Laboratory studies that do not use live patients, but rather samples to mimic a clinical scenario, must design the mock disease in a manner that imitates real disease. For the purpose of our study, in which cadaver mandibles and maxillae are used, replicated apical periodontitis for CBCT evaluation needs to resemble what we would encounter in live patients. In many of the previous studies done, lesions were made using burs. As will be explained in later sections, CBCT is a much more accurate technology when compared to conventional radiography. For this reason, bur holes look artificial and can be recognized by examiners as such. This limits the clinical applicability of the study that uses bur holes. Prior probability establishes the probability that a particular event (disease) will reflect established beliefs about the event (disease) before there is new evidence or information, which determines the probability of an outcome. Unfortunately it is not linked to the real disease prevalence. However, when there is a lack of independent samples, it will lead to the use of prior probability to determine the results of imaging studies.
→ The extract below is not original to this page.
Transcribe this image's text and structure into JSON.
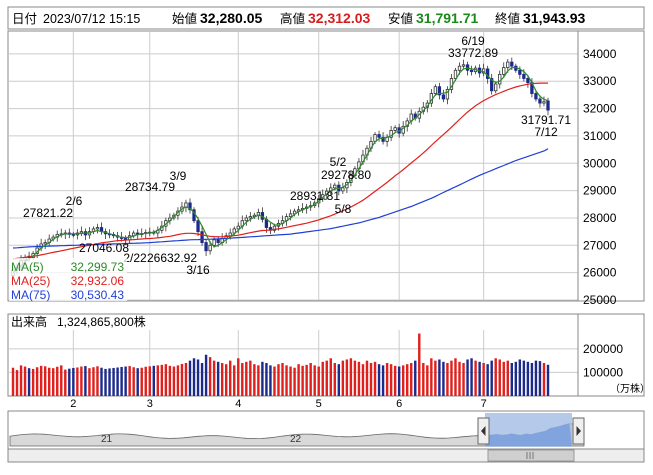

Studies using the same tooth or periapical area as the subject of examination increase dramatically the prior probability and therefore increasing the perceived prevalence of disease in the study. On the same token, in a clinical setting, prior probability can lead to satisfaction of search, which happens when lesions remain undetected after an initial lesion is detected. Satisfaction of search has been used as an explanation for false negative findings or under interpreting in radiology, reducing the accuracy of the diagnostic evaluation, and therefore affecting the results of the test conducted .All of the above-mentioned concerns are prevalent in past and current imaging studies in dentistry. In the following sections we will discuss different technologies throughout time and studies related to them. With this established knowledge, we can better judge the strength of validity in the studies that supports existing techniques and technologies and help formulate a methodology for our study that better serves clinical endodontics.